We have spent our adult lives determined not to be defined by our possessions. We have dressed in charity shop bargain finds and always been a few years behind the fashion; we’ve camped and self-catered rather than had luxury holidays; we’ve managed with bicycles and no car and we’ve always lived in housing that is at the cheap end of the scale. I know we now own a pretty new camper van but I don’t feel a need to justify this, it will last us years and doing without a camper van would be like sawing an arm off (… okay I realise I have just justified the owning of the ‘van right there).
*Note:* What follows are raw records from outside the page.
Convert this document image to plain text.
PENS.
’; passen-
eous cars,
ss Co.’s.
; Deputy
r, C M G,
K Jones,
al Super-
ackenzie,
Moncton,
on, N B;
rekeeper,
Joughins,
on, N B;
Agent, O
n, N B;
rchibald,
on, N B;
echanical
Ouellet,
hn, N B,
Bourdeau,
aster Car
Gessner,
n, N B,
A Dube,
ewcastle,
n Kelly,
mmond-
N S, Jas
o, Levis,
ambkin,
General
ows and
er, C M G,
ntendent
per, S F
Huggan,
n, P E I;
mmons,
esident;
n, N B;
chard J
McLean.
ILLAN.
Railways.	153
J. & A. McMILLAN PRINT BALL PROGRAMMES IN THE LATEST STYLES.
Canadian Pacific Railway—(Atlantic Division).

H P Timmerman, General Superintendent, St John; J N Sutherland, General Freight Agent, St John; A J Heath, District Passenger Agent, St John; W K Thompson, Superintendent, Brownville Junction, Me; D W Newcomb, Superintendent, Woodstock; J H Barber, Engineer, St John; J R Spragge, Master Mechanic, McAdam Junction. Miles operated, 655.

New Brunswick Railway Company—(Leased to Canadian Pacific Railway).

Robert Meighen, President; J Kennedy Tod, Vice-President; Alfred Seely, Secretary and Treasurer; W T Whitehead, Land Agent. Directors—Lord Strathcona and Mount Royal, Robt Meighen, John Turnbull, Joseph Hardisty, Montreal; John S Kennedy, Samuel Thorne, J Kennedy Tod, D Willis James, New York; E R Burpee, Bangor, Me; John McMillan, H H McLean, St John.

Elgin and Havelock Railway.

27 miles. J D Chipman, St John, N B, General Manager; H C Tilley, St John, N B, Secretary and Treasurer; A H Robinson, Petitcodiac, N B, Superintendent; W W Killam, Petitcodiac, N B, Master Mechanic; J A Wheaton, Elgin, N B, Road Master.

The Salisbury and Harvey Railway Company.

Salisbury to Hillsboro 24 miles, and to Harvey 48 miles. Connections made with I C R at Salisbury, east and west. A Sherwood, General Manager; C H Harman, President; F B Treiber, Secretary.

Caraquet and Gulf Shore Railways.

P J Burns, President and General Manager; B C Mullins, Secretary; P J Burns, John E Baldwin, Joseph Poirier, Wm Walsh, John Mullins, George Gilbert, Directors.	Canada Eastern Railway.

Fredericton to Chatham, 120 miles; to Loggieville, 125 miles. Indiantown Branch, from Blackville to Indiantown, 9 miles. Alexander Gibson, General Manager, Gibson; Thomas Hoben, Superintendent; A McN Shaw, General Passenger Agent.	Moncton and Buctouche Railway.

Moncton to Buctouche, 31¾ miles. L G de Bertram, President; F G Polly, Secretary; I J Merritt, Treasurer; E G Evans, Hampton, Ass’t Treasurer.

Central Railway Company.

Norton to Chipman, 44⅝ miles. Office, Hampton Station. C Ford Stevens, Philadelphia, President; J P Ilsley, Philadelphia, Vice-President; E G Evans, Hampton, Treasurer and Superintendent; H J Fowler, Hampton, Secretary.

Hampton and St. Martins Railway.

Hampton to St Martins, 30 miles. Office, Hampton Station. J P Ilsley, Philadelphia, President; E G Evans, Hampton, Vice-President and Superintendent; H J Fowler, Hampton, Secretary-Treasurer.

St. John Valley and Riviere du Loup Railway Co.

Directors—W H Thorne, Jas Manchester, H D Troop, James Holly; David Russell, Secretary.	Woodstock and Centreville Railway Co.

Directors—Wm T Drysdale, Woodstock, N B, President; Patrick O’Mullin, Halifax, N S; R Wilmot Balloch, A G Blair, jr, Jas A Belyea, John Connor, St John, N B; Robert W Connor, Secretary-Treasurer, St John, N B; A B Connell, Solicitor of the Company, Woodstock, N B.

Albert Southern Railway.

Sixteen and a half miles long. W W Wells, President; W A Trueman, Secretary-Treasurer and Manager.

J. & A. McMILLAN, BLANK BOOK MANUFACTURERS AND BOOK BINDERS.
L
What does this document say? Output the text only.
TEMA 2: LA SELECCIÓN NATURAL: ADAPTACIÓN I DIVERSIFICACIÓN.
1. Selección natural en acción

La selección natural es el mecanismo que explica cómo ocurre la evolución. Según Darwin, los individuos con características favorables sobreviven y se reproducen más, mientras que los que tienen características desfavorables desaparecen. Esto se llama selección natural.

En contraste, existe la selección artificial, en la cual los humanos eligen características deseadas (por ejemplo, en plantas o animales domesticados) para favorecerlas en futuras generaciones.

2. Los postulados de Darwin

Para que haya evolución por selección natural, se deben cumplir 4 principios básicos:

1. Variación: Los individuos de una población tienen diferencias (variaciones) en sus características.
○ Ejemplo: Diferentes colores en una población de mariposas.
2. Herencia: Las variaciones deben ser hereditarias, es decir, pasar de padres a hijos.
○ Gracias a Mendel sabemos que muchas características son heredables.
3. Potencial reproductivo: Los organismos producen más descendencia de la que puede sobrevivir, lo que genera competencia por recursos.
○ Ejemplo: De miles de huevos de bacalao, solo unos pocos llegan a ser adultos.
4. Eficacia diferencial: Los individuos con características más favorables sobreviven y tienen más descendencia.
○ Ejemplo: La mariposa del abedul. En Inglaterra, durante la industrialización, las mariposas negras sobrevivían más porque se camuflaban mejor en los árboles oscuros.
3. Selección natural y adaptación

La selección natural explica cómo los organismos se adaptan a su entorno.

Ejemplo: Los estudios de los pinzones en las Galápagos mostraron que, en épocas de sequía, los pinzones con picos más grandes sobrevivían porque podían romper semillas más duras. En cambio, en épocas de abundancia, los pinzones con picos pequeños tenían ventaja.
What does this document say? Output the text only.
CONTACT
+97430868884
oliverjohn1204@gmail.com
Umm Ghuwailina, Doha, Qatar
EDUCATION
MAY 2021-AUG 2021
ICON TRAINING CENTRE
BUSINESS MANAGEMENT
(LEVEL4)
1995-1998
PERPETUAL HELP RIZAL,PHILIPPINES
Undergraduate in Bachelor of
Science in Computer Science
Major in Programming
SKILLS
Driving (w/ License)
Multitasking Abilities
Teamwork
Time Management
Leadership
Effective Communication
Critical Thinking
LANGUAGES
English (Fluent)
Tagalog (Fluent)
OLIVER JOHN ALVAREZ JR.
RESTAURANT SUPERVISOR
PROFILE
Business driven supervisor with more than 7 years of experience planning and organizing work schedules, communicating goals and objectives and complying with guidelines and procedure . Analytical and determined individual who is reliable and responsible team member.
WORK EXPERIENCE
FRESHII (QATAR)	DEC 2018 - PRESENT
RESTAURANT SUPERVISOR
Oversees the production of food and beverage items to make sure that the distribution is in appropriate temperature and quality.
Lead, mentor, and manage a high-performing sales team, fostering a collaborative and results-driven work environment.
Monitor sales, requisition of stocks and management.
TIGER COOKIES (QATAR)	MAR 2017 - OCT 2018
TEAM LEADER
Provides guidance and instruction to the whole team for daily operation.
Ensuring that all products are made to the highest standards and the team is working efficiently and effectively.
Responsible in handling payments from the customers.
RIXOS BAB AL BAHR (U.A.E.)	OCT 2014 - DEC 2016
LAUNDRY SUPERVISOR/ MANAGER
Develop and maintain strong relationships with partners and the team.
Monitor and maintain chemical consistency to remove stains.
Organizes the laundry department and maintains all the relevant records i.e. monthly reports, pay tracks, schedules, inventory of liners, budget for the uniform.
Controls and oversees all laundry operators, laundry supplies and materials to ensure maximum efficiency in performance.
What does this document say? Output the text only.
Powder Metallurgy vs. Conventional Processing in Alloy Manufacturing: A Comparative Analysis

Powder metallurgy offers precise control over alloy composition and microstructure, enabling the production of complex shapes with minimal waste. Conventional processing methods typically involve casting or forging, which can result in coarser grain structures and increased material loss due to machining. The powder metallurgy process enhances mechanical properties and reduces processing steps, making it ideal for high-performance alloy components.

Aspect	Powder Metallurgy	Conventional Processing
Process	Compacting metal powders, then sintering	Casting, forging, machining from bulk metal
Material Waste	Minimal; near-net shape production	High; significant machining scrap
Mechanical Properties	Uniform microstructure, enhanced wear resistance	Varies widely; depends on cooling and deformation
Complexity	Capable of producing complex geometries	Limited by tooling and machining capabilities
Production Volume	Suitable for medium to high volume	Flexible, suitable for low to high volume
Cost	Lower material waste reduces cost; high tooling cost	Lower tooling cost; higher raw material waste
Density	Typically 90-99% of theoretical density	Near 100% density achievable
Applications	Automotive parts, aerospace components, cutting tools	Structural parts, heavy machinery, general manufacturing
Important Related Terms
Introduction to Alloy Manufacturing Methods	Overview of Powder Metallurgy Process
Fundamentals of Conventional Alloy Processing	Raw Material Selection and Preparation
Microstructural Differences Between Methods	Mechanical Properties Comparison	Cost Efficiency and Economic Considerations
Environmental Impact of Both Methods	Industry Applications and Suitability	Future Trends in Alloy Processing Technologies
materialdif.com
At our time of life (in our 50s) we have a bunch of friends who own big houses full of expensive furniture, carry designer handbags and take holidays to exotic far-flung locations, fortunately they are prepared to be friends with such a thrifty couple. When we first down-sized and moved to our small flat in the cheapest end of Salford (and Salford itself is the cheap end of Greater Manchester) we felt too ashamed to invite visitors round; what would they think of our frugal housing choice, how would they judge us? After seven years living in our tiny home we are now more comfortable with the choice we made as it is clear that the decision is paying off and we are near to our goal of financial independence and early retirement. We are mortgage-free, own a small flat that is inexpensive to heat and maintain and live in a development that has good security; useful for a couple who are always away in their camper van.
There are times when our choice is more difficult to deal with than others and particularly when it is our turn to host book group. This involves entertaining and feeding ten people and we do it by squashing them around our dining table using an array of cheap folding chairs. At first we were embarrassed that everyone has to shuffle around when one of the group wants to use the bathroom and that there is only comfy chair space for five, discouraging relaxing and chatting into the night (as we are getting too old to sit on the floor). Now we are just grateful that our very good friends are willing to put up with this discomfort and visit and they don’t complain or judge us.
I am happy that we have lovely friends who accept our decisions, even though they are very different from their own and this helps us to feel comfortable living in the cheap end of town.